Robert Lewandowski a dominé les qualifications européennes en vue du Mondial avec 16 buts, mais plusieurs préfèrent parler de ses deux petits buts en huit matchs avec la sélection polonaise lors des Euros de 2012 et de 2016.

Lewandowski a des ratés à faire oublier

VARSOVIE — Le Polonais Robert Lewandowski débute mardi (11h, heure du Québec) son premier Mondial contre le Sénégal et il devra prouver à ses détracteurs qu’il n’est pas seulement un grand buteur du samedi avec le Bayern Munich, mais qu’il peut aussi faire la différence au plus haut niveau.

Certes, il marque près de 30 buts par saison en Allemagne, et a été sacré meilleur buteur des qualifications européennes pour le Mondial avec 16 buts. Mais lors des deux Euros qu’il a disputés avec la Pologne (2012 et 2016), il n’a marqué que deux fois en huit matchs.
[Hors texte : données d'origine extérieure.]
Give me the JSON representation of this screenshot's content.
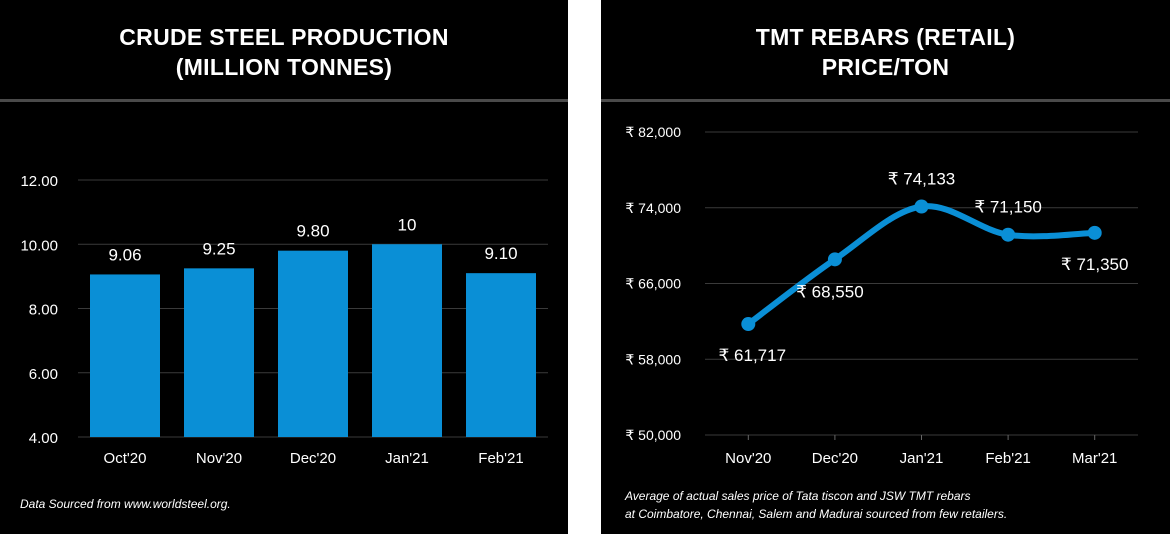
{
  "left_panel": {
    "title_line1": "CRUDE STEEL PRODUCTION",
    "title_line2": "(MILLION TONNES)",
    "footnote": "Data Sourced from www.worldsteel.org."
  },
  "right_panel": {
    "title_line1": "TMT REBARS (RETAIL)",
    "title_line2": "PRICE/TON",
    "footnote_line1": "Average of actual sales price of Tata tiscon and JSW TMT rebars",
    "footnote_line2": "at Coimbatore, Chennai, Salem and Madurai sourced from few retailers."
  },
  "colors": {
    "bar": "#0a8fd6",
    "line": "#0a8fd6",
    "grid": "#3a3a3a",
    "background": "#000000"
  },
  "chart_data": [
    {
      "type": "bar",
      "title": "CRUDE STEEL PRODUCTION (MILLION TONNES)",
      "categories": [
        "Oct'20",
        "Nov'20",
        "Dec'20",
        "Jan'21",
        "Feb'21"
      ],
      "values": [
        9.06,
        9.25,
        9.8,
        10,
        9.1
      ],
      "data_labels": [
        "9.06",
        "9.25",
        "9.80",
        "10",
        "9.10"
      ],
      "yticks": [
        "4.00",
        "6.00",
        "8.00",
        "10.00",
        "12.00"
      ],
      "ylim": [
        4,
        12
      ],
      "grid": true
    },
    {
      "type": "line",
      "title": "TMT REBARS (RETAIL) PRICE/TON",
      "categories": [
        "Nov'20",
        "Dec'20",
        "Jan'21",
        "Feb'21",
        "Mar'21"
      ],
      "values": [
        61717,
        68550,
        74133,
        71150,
        71350
      ],
      "data_labels": [
        "₹ 61,717",
        "₹ 68,550",
        "₹ 74,133",
        "₹ 71,150",
        "₹ 71,350"
      ],
      "yticks": [
        "₹ 50,000",
        "₹ 58,000",
        "₹ 66,000",
        "₹ 74,000",
        "₹ 82,000"
      ],
      "ylim": [
        50000,
        82000
      ],
      "grid": true,
      "smooth": true
    }
  ]
}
Et son impuissance dans les phases finales de Ligue des champions lui a valu une volée de critiques cette saison.

Ces considérations le laissent pourtant bien indifférent à l’approche de son tout premier match de Coupe du monde, à 29 ans. «Être le meilleur buteur du Mondial n’est pas un objectif réaliste pour moi», disait-il à la presse allemande quelques jours avant d’arriver en Russie. «Pour avoir une chance d’être meilleur buteur, il faut jouer sept matchs. Ça dépend évidemment de la performance de l’équipe.»

La «starification» des Ronaldo, Neymar ou Griezmann n’est pas la tasse de thé de Lewandowski. Ce qui n’empêche pas son patron au Bayern Karl-Heinz Rummenigge de voir en lui «l’un des trois meilleurs avant-centres du monde».

«Je dirais qu’il est déjà dans la catégorie d’un Gerd Müller», ajoute même Rummenigge, en référence au buteur mythique du Bayern et de l’Allemagne des années 1970. Mais Müller, lui, a marqué en finale de C1 et de Coupe du monde, forgeant ainsi sa légende.

Le plus petit... mais le plus malin

Gamin, Lewandowski a débuté dans un petit stade au terrain de terre battue à Varsovie. Krzysztof Sikorski, son premier entraîneur au Varsovia, club pour enfants et adolescents de la capitale polonaise, sort une photo. «Le plus petit, au milieu, c’est Robert Lewandowski.

«Robert était menu, mince, le plus petit du groupe, mais avec le cœur le plus grand et le plus grand talent, le plus malin de tous. Ça se voyait depuis le début», assure le vieil entraîneur, qui a accompagné le joueur jusqu’à l’âge de 17 ans.

Varsovia était alors un petit club inter-scolaire, créé à la fin des années 1950, disposant d’infrastructures plus que rudimentaires, avec terre battue et sable en guise de terrains. «Au printemps et à l’automne, c’était tragique, il fallait sans arrêt le niveler. Quand il faisait chaud, on l’arrosait pour réduire la poussière, mais dès que ça séchait au soleil, ça remontait en nuage. Après chaque match, les garçons étaient tout noirs. L’hiver, ils n’avaient pas peur de la neige.»

Révélation à Dortmund

Depuis tout petit, Lewandowski disait qu’il jouerait dans la sélection nationale, qu’il serait le meilleur. Machine à marquer dès son plus jeune âge, il a intégré à 17 ans l’équipe de réserve du plus grand club de la capitale, le Legia Varsovie, mais en a été écarté pour manque d’efficacité.

«Ils l’ont remercié en disant qu’il était trop faible, trop fragile... Robert a failli alors sombrer dans la dépression, mais eux, ils doivent toujours le regretter», insiste Sikorski, en souriant.

Arrivé en Allemagne en provenance de Lech Poznan en 2010, à l’âge de 21 ans, le Polonais s’est révélé sous le maillot de Dortmund. Toute l’Europe se souvient de son quadruplé contre le Real Madrid (4-0) en demi-finale de la Ligue des Champions 2013, qui avait permis au Borussia d’atteindre la finale. 

Professionnel jusqu’au bout des crampons, il passe à Munich pour un parangon de rigueur. «Dans sa tête, il pense à bien s’alimenter, à bien dormir, à bien s’entraîner 24 heures sur 24», témoigne son ancien entraîneur Pep Guardiola. «Il n’est jamais blessé, parce qu’il se concentre sur ces choses».

Son régime alimentaire, très strict, est concocté par son coach personnel... son épouse Anna, ancienne internationale polonaise de karaté. Et dans le vestiaire, ses coéquipiers ont donné à l’attaquant le surnom de «The Body».